On the scale of personality responsibility to nanny state, I tend to fall on the Big Brother side of the spectrum. I fully support Scotland’s minimum alcohol unit pricing for example, and I tend to think the problem of encouraging individual to eat in a globally friendly way should be tackled through legislation.

But I know I’m on the extreme side of that spectrum, and I’d be interested to hear what more liberal readers might think. How would you solve this issue?

Bacon Double Down

There was an interesting pair of articles in io9 last week, the report of double muscled pigs being bred by researchers in South Korea and China, and differences between how American scientists and the American public view science related issues.

Seeing these two articles so closely together was interesting.

The first thing that jumps out is that in America, there is a 51 percentage point gap between scientists and the public regarding whether or not it’s safe to eat genetically modified foods.
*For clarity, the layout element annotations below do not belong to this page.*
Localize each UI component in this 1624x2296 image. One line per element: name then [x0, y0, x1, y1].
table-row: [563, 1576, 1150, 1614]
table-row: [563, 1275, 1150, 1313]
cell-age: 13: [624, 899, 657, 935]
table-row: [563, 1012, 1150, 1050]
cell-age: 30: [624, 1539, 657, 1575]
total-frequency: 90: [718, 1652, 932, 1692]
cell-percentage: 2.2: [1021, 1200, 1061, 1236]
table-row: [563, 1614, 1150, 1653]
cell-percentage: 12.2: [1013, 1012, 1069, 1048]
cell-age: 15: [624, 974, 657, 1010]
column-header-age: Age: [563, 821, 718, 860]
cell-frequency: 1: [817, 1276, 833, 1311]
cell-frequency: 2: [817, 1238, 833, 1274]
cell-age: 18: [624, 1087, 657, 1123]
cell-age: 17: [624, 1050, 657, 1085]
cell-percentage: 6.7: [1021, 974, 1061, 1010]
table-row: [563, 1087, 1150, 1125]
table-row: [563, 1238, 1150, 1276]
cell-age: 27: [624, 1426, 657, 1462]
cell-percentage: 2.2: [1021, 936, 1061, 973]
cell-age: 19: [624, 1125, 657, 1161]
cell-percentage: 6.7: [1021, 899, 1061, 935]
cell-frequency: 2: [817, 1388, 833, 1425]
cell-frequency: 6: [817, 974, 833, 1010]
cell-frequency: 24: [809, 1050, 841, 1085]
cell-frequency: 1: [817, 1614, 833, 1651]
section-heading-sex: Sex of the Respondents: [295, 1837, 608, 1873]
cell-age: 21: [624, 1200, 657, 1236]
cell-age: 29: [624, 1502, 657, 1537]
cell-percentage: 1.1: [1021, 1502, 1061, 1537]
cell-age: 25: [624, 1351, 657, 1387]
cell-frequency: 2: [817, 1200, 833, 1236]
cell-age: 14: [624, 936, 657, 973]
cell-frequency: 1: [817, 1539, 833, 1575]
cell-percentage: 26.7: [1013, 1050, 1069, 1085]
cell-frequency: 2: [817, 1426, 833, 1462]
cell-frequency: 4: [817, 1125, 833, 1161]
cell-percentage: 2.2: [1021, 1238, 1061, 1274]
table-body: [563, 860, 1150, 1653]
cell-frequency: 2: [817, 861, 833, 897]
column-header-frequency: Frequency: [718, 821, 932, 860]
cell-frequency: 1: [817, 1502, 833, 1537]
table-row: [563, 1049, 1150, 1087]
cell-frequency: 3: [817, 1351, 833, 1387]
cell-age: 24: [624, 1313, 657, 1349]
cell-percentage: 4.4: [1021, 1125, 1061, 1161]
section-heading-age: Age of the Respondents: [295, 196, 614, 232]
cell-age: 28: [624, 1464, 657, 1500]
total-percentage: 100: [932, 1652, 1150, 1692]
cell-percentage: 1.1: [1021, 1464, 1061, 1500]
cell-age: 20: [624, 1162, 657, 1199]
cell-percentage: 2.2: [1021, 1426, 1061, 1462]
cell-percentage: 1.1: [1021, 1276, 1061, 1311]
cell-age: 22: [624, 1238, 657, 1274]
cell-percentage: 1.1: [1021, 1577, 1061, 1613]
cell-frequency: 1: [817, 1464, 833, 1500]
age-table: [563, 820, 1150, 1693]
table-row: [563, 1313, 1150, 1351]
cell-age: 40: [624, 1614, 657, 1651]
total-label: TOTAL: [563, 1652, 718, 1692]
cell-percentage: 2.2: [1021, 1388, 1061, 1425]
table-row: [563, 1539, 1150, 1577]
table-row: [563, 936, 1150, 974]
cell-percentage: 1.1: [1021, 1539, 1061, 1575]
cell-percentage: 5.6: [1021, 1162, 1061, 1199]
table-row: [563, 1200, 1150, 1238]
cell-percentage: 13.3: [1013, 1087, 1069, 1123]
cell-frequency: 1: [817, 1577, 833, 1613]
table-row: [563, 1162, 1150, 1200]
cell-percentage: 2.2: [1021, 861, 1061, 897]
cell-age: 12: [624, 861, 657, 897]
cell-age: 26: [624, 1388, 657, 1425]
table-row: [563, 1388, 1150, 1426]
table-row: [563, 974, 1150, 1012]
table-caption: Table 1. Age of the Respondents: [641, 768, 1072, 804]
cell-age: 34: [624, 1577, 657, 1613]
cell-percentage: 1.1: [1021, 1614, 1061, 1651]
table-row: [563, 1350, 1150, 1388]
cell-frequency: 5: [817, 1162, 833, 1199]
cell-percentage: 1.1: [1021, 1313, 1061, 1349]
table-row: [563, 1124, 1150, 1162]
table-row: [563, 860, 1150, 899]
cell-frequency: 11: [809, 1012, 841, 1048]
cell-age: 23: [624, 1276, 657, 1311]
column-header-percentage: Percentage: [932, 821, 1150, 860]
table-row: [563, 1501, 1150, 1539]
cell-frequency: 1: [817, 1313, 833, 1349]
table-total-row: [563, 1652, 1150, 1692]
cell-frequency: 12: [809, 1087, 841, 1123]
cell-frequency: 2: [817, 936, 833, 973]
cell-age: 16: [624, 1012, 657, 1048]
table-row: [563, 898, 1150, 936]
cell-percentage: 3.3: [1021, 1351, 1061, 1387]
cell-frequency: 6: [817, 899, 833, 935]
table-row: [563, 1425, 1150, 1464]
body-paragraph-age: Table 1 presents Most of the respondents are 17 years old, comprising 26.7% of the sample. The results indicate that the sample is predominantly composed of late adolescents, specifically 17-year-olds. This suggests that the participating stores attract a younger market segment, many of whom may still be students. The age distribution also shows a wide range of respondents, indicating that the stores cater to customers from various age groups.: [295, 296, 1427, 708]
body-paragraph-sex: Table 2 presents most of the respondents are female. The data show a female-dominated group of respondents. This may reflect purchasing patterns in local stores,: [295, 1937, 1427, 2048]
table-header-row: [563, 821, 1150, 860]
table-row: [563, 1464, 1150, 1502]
You can play about with the day at the Pew Research Centre’s site where they have a fun inforgraphic to demonstrate how this changes with gender, age, science knowledge, etc. The story of the double muscled pigs then should evoke some concern in these people, no? Scientists meddling where they don’t belong?

But of course double muscling is old news – in fact we understand it pretty well. It’s a genetic mutation that inhibits the production or uptake of myostatin, a muscle growth regulator. So these animals have big muscles. There are a few breeds of cattle that have been selected for this mutation, such as the Piedmontese breed, and it’s a mutation that occurs in some whippets too. Deliberately adding the gene in a line of pigs is cool, but we also have pigs that glow in the dark.

The concern about double muscled pigs might come from the idea that humans shouldn’t genetically manipulate animals, but seeing as we’ve been doing it for a long time, I think it’s more the tool that some people object to. This innate distrust of the mad scientist.

But what really interested me in the double muscling article was the assertion that this development might help feed the world. I agree that it could, but not because we’re suddenly doubling down on our bacon production. After all, the world’s beef production isn’t purely carried by the Piedmontese and Belgian Blue (although they are important breeds). But the technical capacity we have to engineer our animals, with appropriate ethical supervision, really will help us in one of the theatres of world food production.

We just need to overcome that 50% point difference between us and the public to help us get there.